В 1989 году его назначили ПЛС министра обороны. На тот случай, если вы похожи на меня, каким я был в то время, и не знаете, что означает эта аббревиатура, то это парламентский личный секретарь, и эта должность ставит ее обладателя на первую ступень политической лестницы. При условии удачи и усердной работы моего шурина должны были сделать партийным организатором, а потом парламентским заместителем министра. Айвор преуменьшал свои функции, как обычно поступают люди в его положении, и говорил, что он – мальчик на побегушках, которого гоняют с поручениями и который должен быть в курсе ежедневных дел своего министра; но видно было, что назначение приводит его в восторг.
Тогда журналисты не были так назойливы и жестоки, как сегодня, но внимательно следили за членами парламента, особенно за молодыми и подающими надежды консерваторами; случалось, что они раскапывали и аморальные проступки парламентариев. К тому времени Маргарет Тэтчер уже достаточно давно занимала кресло премьер-министра, и, как всегда в таких случаях, ходили слухи о заговорах и мятежах. Но вы все это должны помнить, и что бы я вам ни рассказывал, это вовсе не политическая оценка той давней ситуации.

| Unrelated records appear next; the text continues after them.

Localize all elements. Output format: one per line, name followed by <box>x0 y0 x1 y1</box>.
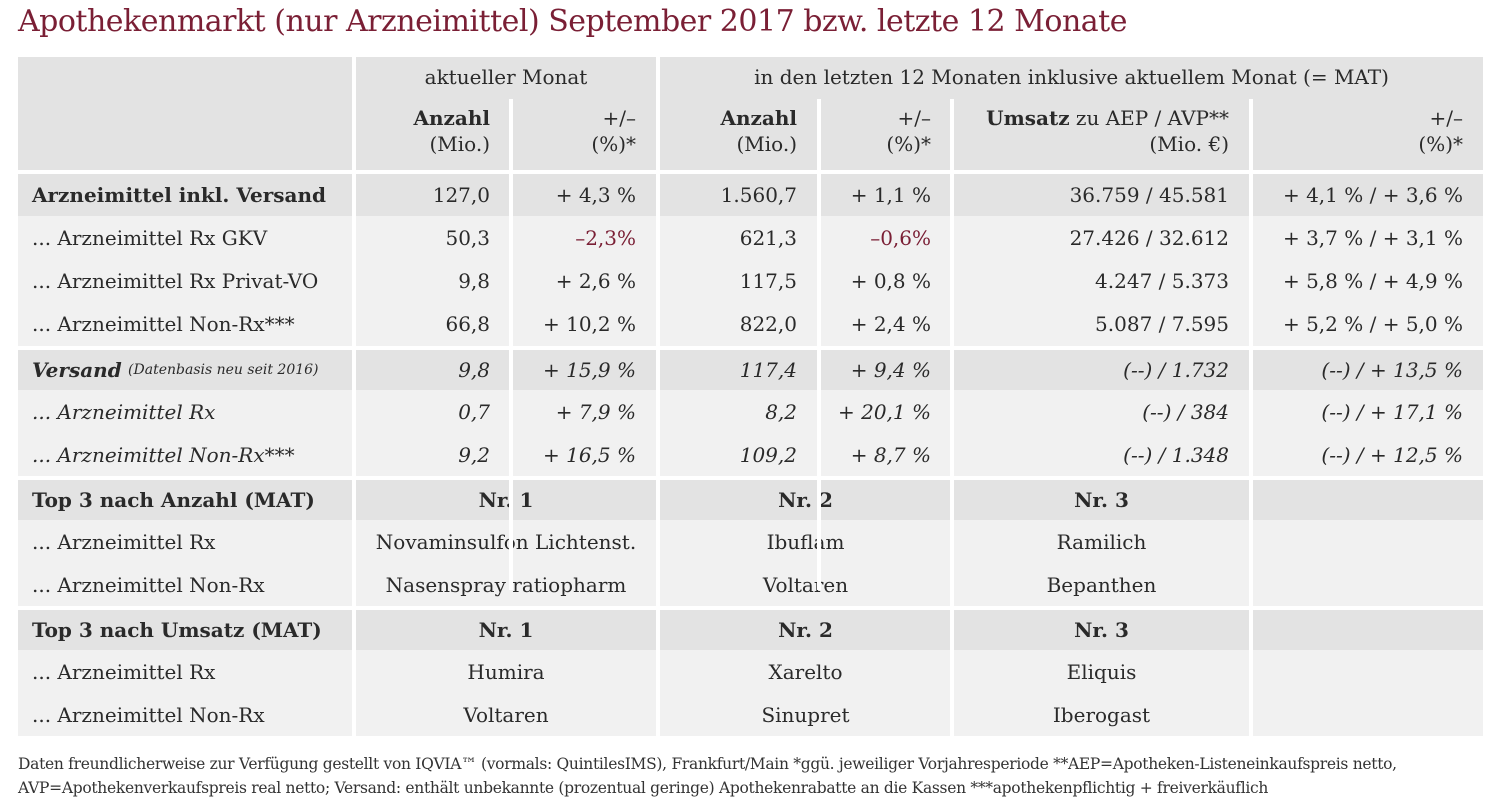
header-pct-umsatz: +/– (%)* <box>1418 106 1463 156</box>
top-anzahl-header: Top 3 nach Anzahl (MAT) Nr. 1 Nr. 2 Nr. … <box>18 480 1483 520</box>
header-anzahl-mat: Anzahl (Mio.) <box>720 106 797 156</box>
top-anzahl-body: ... Arzneimittel Rx Novaminsulfon Lichte… <box>18 520 1483 606</box>
header-pct-current: +/– (%)* <box>591 106 636 156</box>
table-row: ... Arzneimittel Rx Novaminsulfon Lichte… <box>32 529 1147 554</box>
header-pct-mat: +/– (%)* <box>886 106 931 156</box>
header-anzahl-current: Anzahl (Mio.) <box>413 106 490 156</box>
header-umsatz: Umsatz zu AEP / AVP** (Mio. €) <box>986 106 1229 156</box>
table-row: ... Arzneimittel Rx GKV 50,3 –2,3% 621,3… <box>32 225 1463 250</box>
table-row: ... Arzneimittel Rx Humira Xarelto Eliqu… <box>32 659 1137 684</box>
footnote: Daten freundlicherweise zur Verfügung ge… <box>18 755 1397 797</box>
data-table: aktueller Monat in den letzten 12 Monate… <box>18 57 1483 736</box>
table-row: ... Arzneimittel Non-Rx Voltaren Sinupre… <box>32 702 1151 727</box>
table-row: ... Arzneimittel Non-Rx*** 66,8 + 10,2 %… <box>32 312 1463 336</box>
page-title: Apothekenmarkt (nur Arzneimittel) Septem… <box>18 4 1127 39</box>
versand-group: ... Arzneimittel Rx 0,7 + 7,9 % 8,2 + 20… <box>18 390 1483 476</box>
rx-group: ... Arzneimittel Rx GKV 50,3 –2,3% 621,3… <box>18 216 1483 346</box>
table-header: aktueller Monat in den letzten 12 Monate… <box>18 57 1483 170</box>
table-row: ... Arzneimittel Non-Rx*** 9,2 + 16,5 % … <box>32 442 1463 467</box>
group-current-month: aktueller Monat <box>424 65 588 89</box>
table-row: ... Arzneimittel Non-Rx Nasenspray ratio… <box>32 572 1157 597</box>
table-row: Arzneimittel inkl. Versand 127,0 + 4,3 %… <box>18 174 1483 216</box>
top-umsatz-body: ... Arzneimittel Rx Humira Xarelto Eliqu… <box>18 650 1483 736</box>
table-row: Versand (Datenbasis neu seit 2016) 9,8 +… <box>18 350 1483 390</box>
top-umsatz-header: Top 3 nach Umsatz (MAT) Nr. 1 Nr. 2 Nr. … <box>18 610 1483 650</box>
table-row: ... Arzneimittel Rx Privat-VO 9,8 + 2,6 … <box>32 268 1463 293</box>
table-row: ... Arzneimittel Rx 0,7 + 7,9 % 8,2 + 20… <box>32 399 1463 424</box>
group-mat: in den letzten 12 Monaten inklusive aktu… <box>754 65 1389 89</box>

Это рассказ о взлете и падении.
Через пару недель после своего дня рождения Айвор пригласил меня на обед в зал Черчилля, столовую Палаты общин на первом этаже возле коридора, ведущего на террасу. Он сообщил, что больше никого не ждет и хочет поговорить со мной о деле, не имеющем отношения к политике или к Палате общин. Вскоре выяснилось, что ему нужен мой совет по поводу романа с Хиби Фернал.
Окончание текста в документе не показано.